Skye wakes up in the middle of the night. She thought she had heard a familiar sound, but there's no way it could be here. I must have dreamed it, she thinks, and rolls over to go back to sleep.

A moment later, she sits straight up in bed. There it is again! She gets out of bed and slips out of the dormitory without waking anyone else.

For a third time, she hears the three-note whistle used in Amity as a doorbell of sorts, to indicate that a friend was coming in the house. No one in Amity locks their doors; instead, manners dictate that one announce one's presence by whistling this particular pattern. She follows the sound of the whistle down a hallway, around a corner, and stops dead in her tracks.

Lincoln, however, breaks into a run. Wrapping his arms around her, he whispers "It's so good to see you" into her ear.

"Lincoln! What are you doing here?"

"I'm here to see you," he says, as if it should be obvious.

"And I'm happy to see you, really, but…you're not allowed to be here." Skye hears footsteps behind her, coming from the dorm. "Lincoln, someone's coming. Hide!"

Leo comes around the corner before Lincoln has a chance to find a hiding spot. "Who's this?" he asks, looking from Skye to Lincoln and back to Skye.

Lincoln offers Leo a hug of greeting, but Leo steps back. "Are you one of Mary Sue's friends?" Lincoln asks, still amiable.

Leo gets a look of incredulity on his face. "Mary Sue?"

"Leo, please go back to bed." When he doesn't move immediately, Skye turns to him and places her hands on his shoulders. "I will explain everything, I promise. Just…please."

"All right," Leo responds, still suspicious, and returns back the way he came.

"I go by Skye now," she tells him, slipping into an empty training room so they won't be so easily overheard.

Lincoln's face falls. "Why? Why would you change your name?"

"Mary Sue's not exactly a Dauntless name," she explains. "Actually, it's a kind of terrible name altogether."

"Skye," he says, the new name slipping hesitantly off his tongue, "I need to ask you something."

"What is it? What could possibly be so important that you'd sneak out of Amity, into the Dauntless compound—which I don't even know how you did, by the way—to come ask me?"

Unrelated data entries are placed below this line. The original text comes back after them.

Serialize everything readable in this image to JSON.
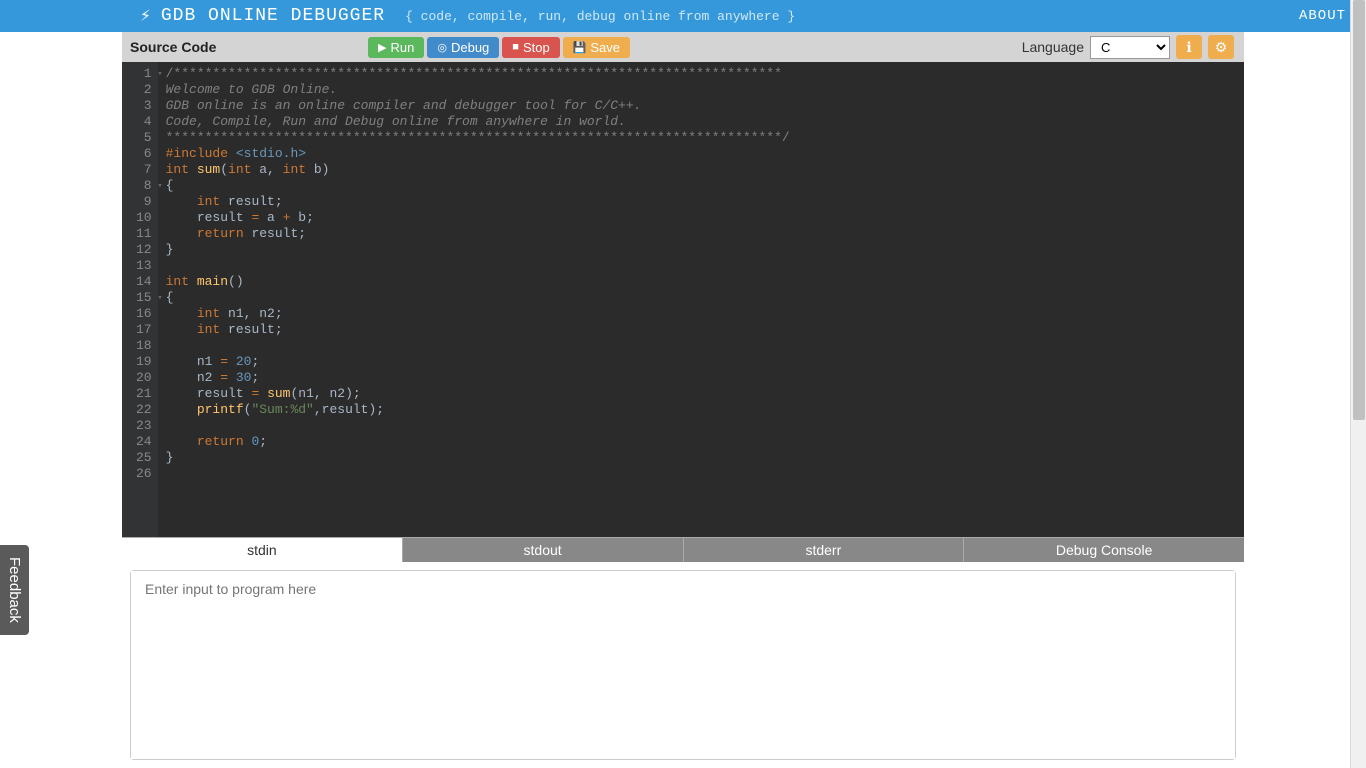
{
  "header": {
    "title": "GDB ONLINE DEBUGGER",
    "tagline": "{ code, compile, run, debug online from anywhere }",
    "about": "ABOUT"
  },
  "toolbar": {
    "source_label": "Source Code",
    "run": "Run",
    "debug": "Debug",
    "stop": "Stop",
    "save": "Save",
    "language_label": "Language",
    "language_selected": "C"
  },
  "code_lines": [
    {
      "n": 1,
      "fold": true,
      "html": "<span class='cm-star'>/******************************************************************************</span>"
    },
    {
      "n": 2,
      "html": "<span class='cm'>Welcome to GDB Online.</span>"
    },
    {
      "n": 3,
      "html": "<span class='cm'>GDB online is an online compiler and debugger tool for C/C++.</span>"
    },
    {
      "n": 4,
      "html": "<span class='cm'>Code, Compile, Run and Debug online from anywhere in world.</span>"
    },
    {
      "n": 5,
      "html": "<span class='cm-star'>*******************************************************************************/</span>"
    },
    {
      "n": 6,
      "html": "<span class='pp'>#include</span> <span class='inc'>&lt;stdio.h&gt;</span>"
    },
    {
      "n": 7,
      "html": "<span class='ty'>int</span> <span class='fn'>sum</span>(<span class='ty'>int</span> a, <span class='ty'>int</span> b)"
    },
    {
      "n": 8,
      "fold": true,
      "html": "{"
    },
    {
      "n": 9,
      "html": "    <span class='ty'>int</span> result;"
    },
    {
      "n": 10,
      "html": "    result <span class='eq'>=</span> a <span class='eq'>+</span> b;"
    },
    {
      "n": 11,
      "html": "    <span class='kw'>return</span> result;"
    },
    {
      "n": 12,
      "html": "}"
    },
    {
      "n": 13,
      "html": ""
    },
    {
      "n": 14,
      "html": "<span class='ty'>int</span> <span class='fn'>main</span>()"
    },
    {
      "n": 15,
      "fold": true,
      "html": "{"
    },
    {
      "n": 16,
      "html": "    <span class='ty'>int</span> n1, n2;"
    },
    {
      "n": 17,
      "html": "    <span class='ty'>int</span> result;"
    },
    {
      "n": 18,
      "html": ""
    },
    {
      "n": 19,
      "html": "    n1 <span class='eq'>=</span> <span class='num'>20</span>;"
    },
    {
      "n": 20,
      "html": "    n2 <span class='eq'>=</span> <span class='num'>30</span>;"
    },
    {
      "n": 21,
      "html": "    result <span class='eq'>=</span> <span class='fn'>sum</span>(n1, n2);"
    },
    {
      "n": 22,
      "html": "    <span class='fn'>printf</span>(<span class='str'>\"Sum:%d\"</span>,result);"
    },
    {
      "n": 23,
      "html": ""
    },
    {
      "n": 24,
      "html": "    <span class='kw'>return</span> <span class='num'>0</span>;"
    },
    {
      "n": 25,
      "html": "}"
    },
    {
      "n": 26,
      "html": ""
    }
  ],
  "tabs": {
    "stdin": "stdin",
    "stdout": "stdout",
    "stderr": "stderr",
    "debug": "Debug Console"
  },
  "io": {
    "placeholder": "Enter input to program here"
  },
  "feedback": "Feedback"
}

"Why did you leave?" he asks.

"What do you mean?"

"Why would you leave Amity? It's a beautiful place. I thought—I thought you'd make your life there. Out in the fields, in the farms, under the open sky, coming home every evening to break bread with people who love each other and care for each other—what is there in this dark cave that's so much better than that life?"

"Lincoln, I was a foster kid."

"So were half the kids in Amity. It doesn't make a difference—"

"It makes a difference to me!" she shouts. Fearing someone might overhear, she lowers her voice. "I knew that I didn't belong in Amity. I was never supposed to be there."

"Amity is a place where anyone belongs. Everyone who doesn't belong other places finds their place in Amity."

"But I believe I have a place, and it's not where people smile at me and pretend to be my friends just because they have to."

"No, apparently it's where people jump off trains and get themselves killed!" Lincoln is more agitated than Skye has ever seen him. "What was so wrong with Amity that you couldn't live there?"

"I'm not like you, Lincoln," she replies, her voice steady. "I can't love effortlessly and unconditionally like you can. I survived sixteen years in Amity by working hard to get along with people. I couldn't live the rest of my life like that."

"So getting along with people doesn't come naturally to you, but being brave does?" he asks.

"No, being brave isn't easy, but it's worth the effort. I jumped off a roof, Lincoln. I've fought someone twice my size. Look at me! I'm not Amity anymore. And the more I learn what it means to be Dauntless, the more I think I wasn't ever Amity to begin with."

He shakes his head. "I feel like I don't even know you."

"Maybe you don't," she tells him sadly. "You knew Mary Sue, but I don't think you know Skye."

"I'm not sure I want to." With that, he's gone.